Historic Developments in Sudanese Airspace: AKINCI UCAV Shoots Down an Aerial Vehicle with an Air-to-Air Munition

A Baykar AKINCI UCAV shot down an aerial vehicle in Sudanese airspace. The ROKETSAN munition used is believed to be either the EREN or the SUNGUR.

The AKINCI drone shot down an aircraft in Sudanese airspace using Eren ammunition.

A Bayraktar AKINCI Offensive Unmanned Combat Aerial Vehicle (UCAV) from the Sudanese Air Force inventory shot down a twin-turbofan aerial vehicle using an air-to-air munition. The footage that emerged on social media and quickly garnered significant attention showed that unmanned aerial vehicles have now reached the capability to hunt not only ground targets but also moving manned fighter jets.

While it is assessed that the munition used was the ROKETSAN-made EREN loitering munition, experts have also suggested that it could be the SUNGUR air defence missile. Both munitions are among the domestic systems that can be integrated into the AKINCI platform.

Unmanned Dogfight in the Air: AKINCI vs. AKINCI

In a historic event that took place in recent weeks and which we also reported on, a Sudanese army AKINCI TİHA shot down another Ethiopian AKINCI in mid-air, again using EREN ammunition. For the first time in aviation history, a Turkish armed unmanned aerial vehicle was hunted down in a dogfight scenario by another Turkish platform.

There has been a serious tension between Sudan and Ethiopia over border security and water resources in the African geography for a long time. Both countries actively prefer Turkish defence industry products to modernise their armies. However, these recent unmanned air combats over the skies reveal a much deeper reality regarding the strategic balances in the region: Turkish weapon systems have become the standard striking power across almost the entire African continent today. However, countries with stronger diplomatic and strategic ties to Türkiye have faster access to advanced air-to-air munitions like EREN. It is clearly evident that even between two armies using the same platforms, absolute superiority can be created in the field thanks to differences in munitions and equipment.

100 km Range Hunter: Roketsan EREN Munition

Developed by ROKETSAN engineers, EREN stands out as a high-speed, smart loitering munition. The platform can loiter in the air for extended periods before reaching its target and performs surprise attacks by achieving high speeds upon detection. In firing tests conducted from the AKINCI, the system had already proven its high-precision direct strike capability from distances exceeding 100 kilometres.

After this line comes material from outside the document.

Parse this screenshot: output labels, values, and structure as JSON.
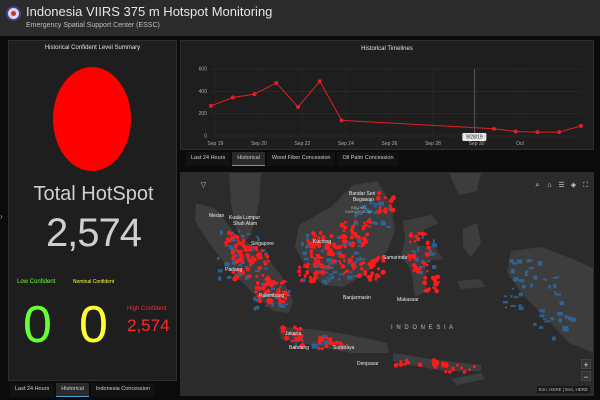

Roketsan EREN Munition, Information Card
Roketsan EREN Munition, Information Card

Thanks to its advanced seeker head, the EREN munition autonomously tracks hostile aerial elements using radar and electro-optical systems. With this technological infrastructure, the system hunts enemy UAVs, helicopters, and other low-speed aerial targets with a high hit rate. A loitering munition fired from an unmanned aerial vehicle successfully striking a moving aerial target is considered a tremendous engineering achievement, both aerodynamically and algorithmically. This event confirms under real combat conditions how lethal and accurate EREN's guidance algorithms are.

Combat Doctrines Are Changing

These two consecutive events over African skies clearly show how rapidly warfare concepts are changing. The wars of the future will no longer be fought only between manned fighter jets but between hunting unmanned aerial vehicles and autonomous munitions. More importantly, unmanned systems now pose a lethal threat to manned fighter jets as well.

Bayraktar AKINCI / Erkan Alkanat
Bayraktar AKINCI / Erkan Alkanat

The successful destruction of first an AKINCI and then an aerial vehicle by the ROKETSAN EREN munition elevates the appeal and value of Turkish munitions in the global export market to its peak. In the future, countries purchasing the AKINCI or other Turkish UCAVs will inevitably also want to include smart munitions like EREN in their inventories to gain air-to-air capability. The Sudanese military emerging victorious from these aerial engagements back-to-back has proven to the entire world that munition diversity is as vital as the platform itself.

AKINCI's Record and Technical Infrastructure

Behind all these successes lies the impressive technical capacity of the AKINCI platform developed by Baykar. The AKINCI B version recently broke the altitude record for an aerial vehicle produced in Türkiye by reaching 40,000 feet. This altitude capability provides the platform with a unique operational advantage in both reconnaissance and strike missions. Capable of patrolling at high altitude, AKINCI, when combined with air-to-air munitions such as EREN or SUNGUR, transforms into an effective air-to-air hunter platform against both other UAVs and manned aerial assets. ROKETSAN General Manager Murat İkinci's naming of the EREN munition after martyr Eren Bülbül also reveals the emotional connection and national motivation behind this strategic system.